In 2001, for children, adolescents and adults in Jizhou district, ILCRsingestion and ILCRsdermal ranged from 5.91 × 10-8 to 5.19 × 10-7 and from 1.42 × 10-7 to 8.84 × 10-7, while in Ninghe district, ILCRsingestion and ILCRsdermal for these three age groups were from 6.64 × 10-8 to 1.15 × 10-6 and from 1.59 × 10-7 to 1.95 × 10-6, except one sample with ILCR values greater than 10−6. ILCRsingestion and ILCRsdermal in Ninghe district were slightly higher than those in Jizhou district. Totally, the vast majority of samples in these two districts had ILCRs lower than the safe value of 1 × 10-6, indicating health risks are generally at a safe level.

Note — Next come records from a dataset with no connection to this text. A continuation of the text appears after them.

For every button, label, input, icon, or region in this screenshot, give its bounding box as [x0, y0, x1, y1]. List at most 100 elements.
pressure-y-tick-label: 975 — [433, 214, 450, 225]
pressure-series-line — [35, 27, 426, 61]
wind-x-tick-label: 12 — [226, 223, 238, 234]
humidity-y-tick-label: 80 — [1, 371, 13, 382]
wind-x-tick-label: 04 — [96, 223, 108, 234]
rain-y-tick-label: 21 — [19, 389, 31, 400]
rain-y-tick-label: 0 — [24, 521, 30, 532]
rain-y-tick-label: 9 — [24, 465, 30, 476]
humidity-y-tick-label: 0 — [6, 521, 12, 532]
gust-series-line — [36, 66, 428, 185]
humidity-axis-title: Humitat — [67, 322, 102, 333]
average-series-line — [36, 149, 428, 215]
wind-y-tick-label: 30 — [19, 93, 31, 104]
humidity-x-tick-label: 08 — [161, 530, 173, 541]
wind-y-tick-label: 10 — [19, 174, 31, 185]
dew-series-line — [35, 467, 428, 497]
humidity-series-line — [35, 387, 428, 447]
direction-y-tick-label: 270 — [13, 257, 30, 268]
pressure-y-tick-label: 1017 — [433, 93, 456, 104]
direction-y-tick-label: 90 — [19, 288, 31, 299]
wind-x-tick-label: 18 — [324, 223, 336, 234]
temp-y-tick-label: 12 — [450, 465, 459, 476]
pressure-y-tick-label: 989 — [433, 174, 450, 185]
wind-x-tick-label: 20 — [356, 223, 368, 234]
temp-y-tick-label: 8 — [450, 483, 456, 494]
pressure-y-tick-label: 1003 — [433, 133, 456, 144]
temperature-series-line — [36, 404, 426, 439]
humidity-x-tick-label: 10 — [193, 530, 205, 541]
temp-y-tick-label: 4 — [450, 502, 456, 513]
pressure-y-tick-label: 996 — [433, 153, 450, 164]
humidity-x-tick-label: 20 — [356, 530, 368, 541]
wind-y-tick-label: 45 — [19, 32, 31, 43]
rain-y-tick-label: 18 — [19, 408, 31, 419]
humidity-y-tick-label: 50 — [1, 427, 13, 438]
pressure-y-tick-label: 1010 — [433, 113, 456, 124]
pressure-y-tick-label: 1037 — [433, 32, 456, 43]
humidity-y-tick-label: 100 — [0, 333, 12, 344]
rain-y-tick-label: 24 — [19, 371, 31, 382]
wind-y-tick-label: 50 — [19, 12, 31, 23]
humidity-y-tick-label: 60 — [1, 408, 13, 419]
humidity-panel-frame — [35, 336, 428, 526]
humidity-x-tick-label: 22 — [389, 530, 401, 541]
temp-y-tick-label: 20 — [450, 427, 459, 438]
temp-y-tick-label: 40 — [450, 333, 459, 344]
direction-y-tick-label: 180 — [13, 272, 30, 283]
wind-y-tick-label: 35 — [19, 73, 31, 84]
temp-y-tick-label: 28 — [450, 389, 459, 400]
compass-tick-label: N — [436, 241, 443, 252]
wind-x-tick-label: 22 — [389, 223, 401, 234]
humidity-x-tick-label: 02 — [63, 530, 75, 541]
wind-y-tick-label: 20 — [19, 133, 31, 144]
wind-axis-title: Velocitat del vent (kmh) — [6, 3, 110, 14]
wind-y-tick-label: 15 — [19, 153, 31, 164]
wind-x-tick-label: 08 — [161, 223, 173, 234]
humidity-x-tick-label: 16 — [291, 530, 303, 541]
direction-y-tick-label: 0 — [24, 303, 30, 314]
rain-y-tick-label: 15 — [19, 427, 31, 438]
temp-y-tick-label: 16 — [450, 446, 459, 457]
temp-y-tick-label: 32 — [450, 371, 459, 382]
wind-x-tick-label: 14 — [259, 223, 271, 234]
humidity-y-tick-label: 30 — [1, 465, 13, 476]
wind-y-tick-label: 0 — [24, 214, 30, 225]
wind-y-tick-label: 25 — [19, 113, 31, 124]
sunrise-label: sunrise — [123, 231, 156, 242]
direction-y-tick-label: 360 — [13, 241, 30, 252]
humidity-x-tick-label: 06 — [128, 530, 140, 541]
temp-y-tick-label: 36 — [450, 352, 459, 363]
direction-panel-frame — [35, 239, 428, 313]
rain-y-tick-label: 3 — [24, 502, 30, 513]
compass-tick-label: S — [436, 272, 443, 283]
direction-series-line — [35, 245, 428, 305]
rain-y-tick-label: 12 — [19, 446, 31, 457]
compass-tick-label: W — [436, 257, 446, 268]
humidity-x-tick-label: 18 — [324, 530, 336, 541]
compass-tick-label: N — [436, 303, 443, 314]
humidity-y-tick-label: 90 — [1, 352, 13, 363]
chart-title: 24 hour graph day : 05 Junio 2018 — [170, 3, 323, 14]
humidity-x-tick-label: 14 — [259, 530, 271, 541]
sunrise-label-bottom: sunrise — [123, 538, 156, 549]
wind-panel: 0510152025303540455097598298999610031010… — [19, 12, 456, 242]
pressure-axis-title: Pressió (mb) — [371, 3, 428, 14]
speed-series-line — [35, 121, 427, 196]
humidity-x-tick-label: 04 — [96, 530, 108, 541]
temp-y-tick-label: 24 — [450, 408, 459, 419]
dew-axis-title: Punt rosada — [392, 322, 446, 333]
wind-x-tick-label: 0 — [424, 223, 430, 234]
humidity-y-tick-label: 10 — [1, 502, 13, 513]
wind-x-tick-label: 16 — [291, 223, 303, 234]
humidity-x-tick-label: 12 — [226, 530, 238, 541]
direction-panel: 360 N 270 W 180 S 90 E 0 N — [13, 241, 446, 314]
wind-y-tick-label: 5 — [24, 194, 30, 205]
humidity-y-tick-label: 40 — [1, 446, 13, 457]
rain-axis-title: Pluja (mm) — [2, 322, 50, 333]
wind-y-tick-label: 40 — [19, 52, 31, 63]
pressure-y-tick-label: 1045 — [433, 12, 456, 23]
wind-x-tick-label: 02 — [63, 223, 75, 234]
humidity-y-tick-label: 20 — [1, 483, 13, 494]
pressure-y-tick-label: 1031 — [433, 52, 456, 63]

In 2018, the ILCRs of all exposure pathways for residents were relatively higher than those in 2001. For residents in Jizhou district, ILCRsingestion and ILCRsdermal ranged from 5.90 × 10-8 to 1.72 × 10-6 and from 1.41 × 10-7 to 2.92 × 10-6, respectively. At 11 of the 28 samples, ILCRsdermal were higher than 10−6 for children, adolescents and adults, and ILCRsingestion were greater than 10−6 for children and adults. For Ninghe district, ILCRsingestion and ILCRsdermal were from 7.54 × 10-8 to 1.18 × 10-6 and from 1.80 × 10-7 to 2.01 × 10-6, respectively. For children and adolescents, ILCRsdermal were higher than 10−6 at 6 of the 29 samples, but for adults, ILCRsdermal were higher than 10−6 at 13 samples. It should be noted that there was only one sample with ILCRsingestion greater than 10−6 for children and adults. These results indicate higher cancer risks to residents in these two districts in 2018, with dermal contact as the chief exposure pathway. The increase in cancer risks from 2001 to 2018 occurred mainly because the alterations of PAH sources led to the predominance of DahA which has a highest TEF and therefore a strong carcinogenic potency equal to BaP. In view of the fact that DahA is considered as an indicator for the vehicular emission (Fraser et al., 1997; Motelay-Massei et al., 2005), a substitution of diesel and gasoline by clean energies in vehicles and an option of public transit over private cars should be advocated to reduce the health risks to local residents.